I have finally found people within this field that were craving to find a community they can identify with, just as much as I was. I have found others that need the assurance that they are not alone, and I have been there for them. I have found others that have insecurities and are confused, and I have been there for them. We have been there for each other. I have found people to lie beside, head towards the sky feet banging against the wall, no longer in the solace of my own room but in the most public of spaces from classrooms, to trains, to the entirety of the society we live in. Our hands clasped together accompanied with our kicking creates not just dents in the walls that we have been pushing against our whole lives, but holes that have the capacity to knock down the walls of anguish pent up inside all of us.

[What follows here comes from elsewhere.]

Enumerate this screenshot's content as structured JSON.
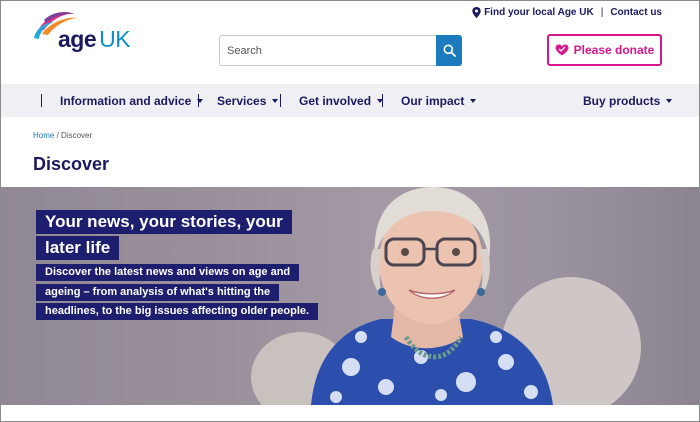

Everyone has some sort of anger within them, and some are just better at holding back. I once prided myself on the ability to contain my anger and maintain a level head. I never realized that at some points, I was not helping anyone in containing my frustration. This control only hurt me, and those around me, who followed this same code of silence. I do not want to hold back. I want to allow myself the solace I once had as I let everything go. I want to open myself up to others and not fear the ammunition I am placing in their hands. I want to build connections with others in a communal understanding that they will not use my words against me, and I want them to come to this awakening with me, as they place their words in my hands as ammunition.

In laying down our weapons in unison, we are freeing our hands to embrace one another, freeing ourselves from the burdensome weight of our ammunition and freeing each other in the process. It is only once we divulge our true feelings that we will build a community fostered by honesty, and that is the most powerful and effective change of all.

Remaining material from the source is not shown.